In spite of its lackluster visual style and its queasily compassionate portrayal of heartless Wall Street hucksters, writer-director J.C. Chandor’s Margin Call is one of the year’s most impressive and entertaining films.
Margin Call is about an investment firm facing a financial crisis, but the film’s blackest running joke is that only one or two people who work there truly knows how or why it’s happening. Most of the action takes place over a 24-hour period that begins when financial whiz kid Peter Sullivan (Zachary Quinto) is given a flash drive by his just-fired former mentor Eric Dale (Stanley Tucci), who tells him to “be careful” with its contents. As day turns into night, Sullivan finishes the work Dale started. And his conclusions are disturbing enough to prompt a late-night/early-morning meeting with the firm’s top brass.

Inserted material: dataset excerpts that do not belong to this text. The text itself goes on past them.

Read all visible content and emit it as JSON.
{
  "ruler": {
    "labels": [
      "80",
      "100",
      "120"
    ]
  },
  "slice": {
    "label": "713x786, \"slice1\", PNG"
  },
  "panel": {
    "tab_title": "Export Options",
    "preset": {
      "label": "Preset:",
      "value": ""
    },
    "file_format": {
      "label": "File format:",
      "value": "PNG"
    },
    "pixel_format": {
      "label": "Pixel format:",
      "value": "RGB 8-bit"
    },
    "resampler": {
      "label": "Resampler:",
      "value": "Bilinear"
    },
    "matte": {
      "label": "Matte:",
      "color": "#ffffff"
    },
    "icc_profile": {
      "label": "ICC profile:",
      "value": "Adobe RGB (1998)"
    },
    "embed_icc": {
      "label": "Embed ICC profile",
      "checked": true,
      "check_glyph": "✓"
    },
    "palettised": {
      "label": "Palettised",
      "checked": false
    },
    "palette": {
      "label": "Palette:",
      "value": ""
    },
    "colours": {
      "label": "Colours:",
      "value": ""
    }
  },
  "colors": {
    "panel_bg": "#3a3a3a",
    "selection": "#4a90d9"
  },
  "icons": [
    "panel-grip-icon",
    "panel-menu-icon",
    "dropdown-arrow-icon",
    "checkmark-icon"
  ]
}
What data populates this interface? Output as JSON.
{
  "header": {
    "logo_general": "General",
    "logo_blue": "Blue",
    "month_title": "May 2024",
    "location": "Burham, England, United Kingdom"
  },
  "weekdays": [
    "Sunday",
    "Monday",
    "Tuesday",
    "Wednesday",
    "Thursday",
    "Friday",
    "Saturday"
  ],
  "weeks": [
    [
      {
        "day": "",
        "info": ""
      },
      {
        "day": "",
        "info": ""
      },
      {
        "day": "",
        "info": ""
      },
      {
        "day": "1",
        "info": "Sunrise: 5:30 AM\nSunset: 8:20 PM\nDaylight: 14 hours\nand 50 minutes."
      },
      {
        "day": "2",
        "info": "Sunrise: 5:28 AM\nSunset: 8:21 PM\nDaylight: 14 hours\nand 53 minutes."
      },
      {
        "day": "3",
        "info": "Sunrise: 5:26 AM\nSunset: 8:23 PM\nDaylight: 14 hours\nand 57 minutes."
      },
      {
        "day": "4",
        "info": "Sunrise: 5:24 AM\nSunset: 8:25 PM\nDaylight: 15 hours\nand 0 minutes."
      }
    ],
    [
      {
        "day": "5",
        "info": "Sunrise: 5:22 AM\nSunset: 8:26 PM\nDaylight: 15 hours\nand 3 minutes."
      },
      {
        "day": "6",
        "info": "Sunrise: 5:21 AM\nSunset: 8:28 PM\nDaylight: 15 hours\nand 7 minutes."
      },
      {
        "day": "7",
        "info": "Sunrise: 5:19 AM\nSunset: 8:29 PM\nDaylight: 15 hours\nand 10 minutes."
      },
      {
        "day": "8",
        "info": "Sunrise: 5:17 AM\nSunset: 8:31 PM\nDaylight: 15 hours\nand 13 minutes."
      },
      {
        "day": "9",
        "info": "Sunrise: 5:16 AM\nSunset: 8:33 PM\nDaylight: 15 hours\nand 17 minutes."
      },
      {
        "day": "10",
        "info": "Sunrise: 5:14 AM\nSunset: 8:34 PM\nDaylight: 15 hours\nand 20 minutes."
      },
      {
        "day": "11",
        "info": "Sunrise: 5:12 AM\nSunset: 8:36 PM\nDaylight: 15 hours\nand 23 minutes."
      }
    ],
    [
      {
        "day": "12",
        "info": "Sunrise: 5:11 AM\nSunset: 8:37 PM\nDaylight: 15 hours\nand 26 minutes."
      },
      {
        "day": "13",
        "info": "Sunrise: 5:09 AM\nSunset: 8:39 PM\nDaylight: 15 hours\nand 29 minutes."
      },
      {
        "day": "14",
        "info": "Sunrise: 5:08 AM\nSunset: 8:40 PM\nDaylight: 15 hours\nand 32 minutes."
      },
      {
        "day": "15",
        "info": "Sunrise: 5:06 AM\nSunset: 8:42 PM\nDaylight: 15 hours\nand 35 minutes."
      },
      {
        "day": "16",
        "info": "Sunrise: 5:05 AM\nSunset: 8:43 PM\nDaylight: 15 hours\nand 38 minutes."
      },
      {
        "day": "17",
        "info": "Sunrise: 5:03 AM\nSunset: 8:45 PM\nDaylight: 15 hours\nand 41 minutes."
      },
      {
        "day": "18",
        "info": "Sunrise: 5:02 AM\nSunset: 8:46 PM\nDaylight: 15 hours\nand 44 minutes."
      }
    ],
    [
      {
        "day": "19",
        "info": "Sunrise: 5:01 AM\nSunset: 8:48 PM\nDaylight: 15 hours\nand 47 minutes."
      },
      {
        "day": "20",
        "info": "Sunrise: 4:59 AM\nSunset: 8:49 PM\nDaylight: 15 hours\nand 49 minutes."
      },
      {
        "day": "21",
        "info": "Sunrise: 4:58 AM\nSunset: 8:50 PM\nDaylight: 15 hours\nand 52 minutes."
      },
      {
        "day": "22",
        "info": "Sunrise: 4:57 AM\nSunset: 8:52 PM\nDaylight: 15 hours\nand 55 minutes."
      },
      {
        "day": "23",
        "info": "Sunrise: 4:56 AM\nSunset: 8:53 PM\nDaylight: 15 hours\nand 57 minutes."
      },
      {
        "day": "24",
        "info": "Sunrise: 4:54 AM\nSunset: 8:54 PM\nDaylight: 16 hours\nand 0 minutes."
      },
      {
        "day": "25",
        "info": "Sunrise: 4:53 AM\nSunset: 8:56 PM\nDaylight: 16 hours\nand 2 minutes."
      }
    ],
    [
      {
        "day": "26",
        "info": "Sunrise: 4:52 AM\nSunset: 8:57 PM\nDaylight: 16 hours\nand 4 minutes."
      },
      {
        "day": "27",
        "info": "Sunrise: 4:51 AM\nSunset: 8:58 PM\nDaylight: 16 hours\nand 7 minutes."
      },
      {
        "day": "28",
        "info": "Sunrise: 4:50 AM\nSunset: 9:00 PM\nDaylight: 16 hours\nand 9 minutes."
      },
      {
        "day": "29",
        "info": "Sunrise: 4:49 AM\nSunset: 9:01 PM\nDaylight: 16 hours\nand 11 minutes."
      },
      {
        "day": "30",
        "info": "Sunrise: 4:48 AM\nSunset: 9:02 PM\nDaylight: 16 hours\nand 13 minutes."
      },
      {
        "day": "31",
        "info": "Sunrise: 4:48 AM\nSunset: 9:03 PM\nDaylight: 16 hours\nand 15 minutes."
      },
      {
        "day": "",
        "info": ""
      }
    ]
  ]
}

You don’t need to know much about mortgage-backed securities or market capitalization to share these company men’s sense of panic. Indeed, Chandor lets terms linger throughout the film as ominous shibboleths. In a sly bit of narrative compression, Chandor also positions the firm’s CEO, John Tuld (Jeremy Irons), as an audience surrogate. When Tuld arrives at the office via helicopter to see if he can fix his company’s mess, he asks for a manageable summary of events unadorned by any scary fiscal mumbo-jumbo. When he coos to Sullivan, “Speak as you might to a young child or a golden retriever,” he — and we — are both relieved and frightened.
The additional talk that unspools as the firm’s members figure out how to save themselves is glorious — direct, wry, contemplative, bewildered, and ultimately mournful. There are several superb ancillary performances to relish, with Irons, Quinto, Paul Bettany, and Demi Moore (!) as the standouts. But as longtime trader Sam Rogers, Kevin Spacey may have the best role of all. He’s landed a part his friend and mentor, the late Jack Lemmon, would have coveted, and there’s more than a little of The Apartment‘s C.C. Baxter in Spacey’s conflicted corporate cheerleader. While his prickly intelligence and smarter-than-you vocal inflections never disappear entirely (can any American actor convey more menace with the question “What?”), Spacey’s performance is anchored by a solid, middle-aged fatigue that he’s never shown before.
Toward the end of the film, one of the characters justifies his actions by pointing the finger at the American middle class for its willingness to look away from the dirty financial dealings that have helped underwrite the American dream. It’s a bold and uncomfortable accusation — and one that, in spite of my own loathing for corporate America and disaster capitalism, definitely hit me (and my retirement accounts) hard. The boys at the computers in the big city are easy to blame, but anyone looking for downright villainy has seen too many movies. How shocking that a film full of riffs on numbers, projections, and the expediencies of moral relativism would save one of its best gut-punches for the well-heeled rubes in the seats.